In der Innenstadt baut gerade der Wintermarkt „Alpenwahn“ seine Buden auf dem Viktualienmarkt am Pschorr auf, um am kommenden Donnerstag loslegen zu können. Seit 2010 sei er immer unter den Ersten gewesen, sagt Veranstalter Michael Ludewig. Mittlerweile würden immer mehr Märkte nachziehen und zeitig öffnen, was aber völlig okay sei. „Der Bedarf ist da und jeder Markt hat seine Daseinsberechtigung.“ Um sich von anderen Konzepten abzuheben, gibt es beim „Alpenwahn“ neben Glühwein auch Bier und Champagner, dazu läuft anstelle von Weihnachtsliedern Pop-Rock oder Jazz.

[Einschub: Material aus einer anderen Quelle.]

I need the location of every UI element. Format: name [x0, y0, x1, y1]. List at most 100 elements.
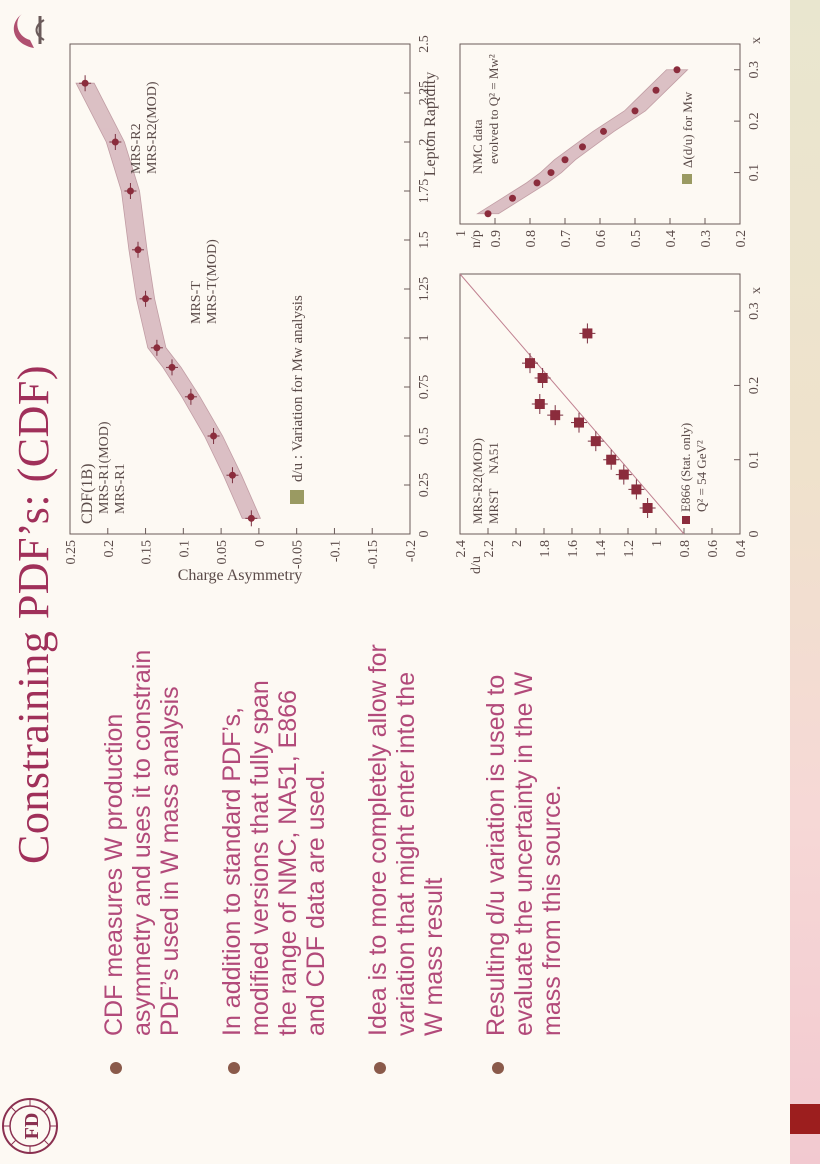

An den Wochenenden in der Vorweihnachtszeit würden natürlich viele Touristen den Viktualienmarkt besuchen, doch die Hauptklientel vom „Alpenwahn“ seien Einheimische, die nach der Arbeit kommen, sagt Ludewig. Deswegen beginne sein Hauptgeschäft um 18 Uhr. Im ersten Winter nach der Pandemie sei der Betrieb noch verhalten angelaufen, dagegen war es im vergangenen Jahr anders. „Die Leute wollen aus dem Home-Office rauskommen, sich nach der Arbeit treffen und in Gesellschaft besprechen, was sie bewegt.“ Darauf haben die Münchner offenbar schon Anfang November Lust.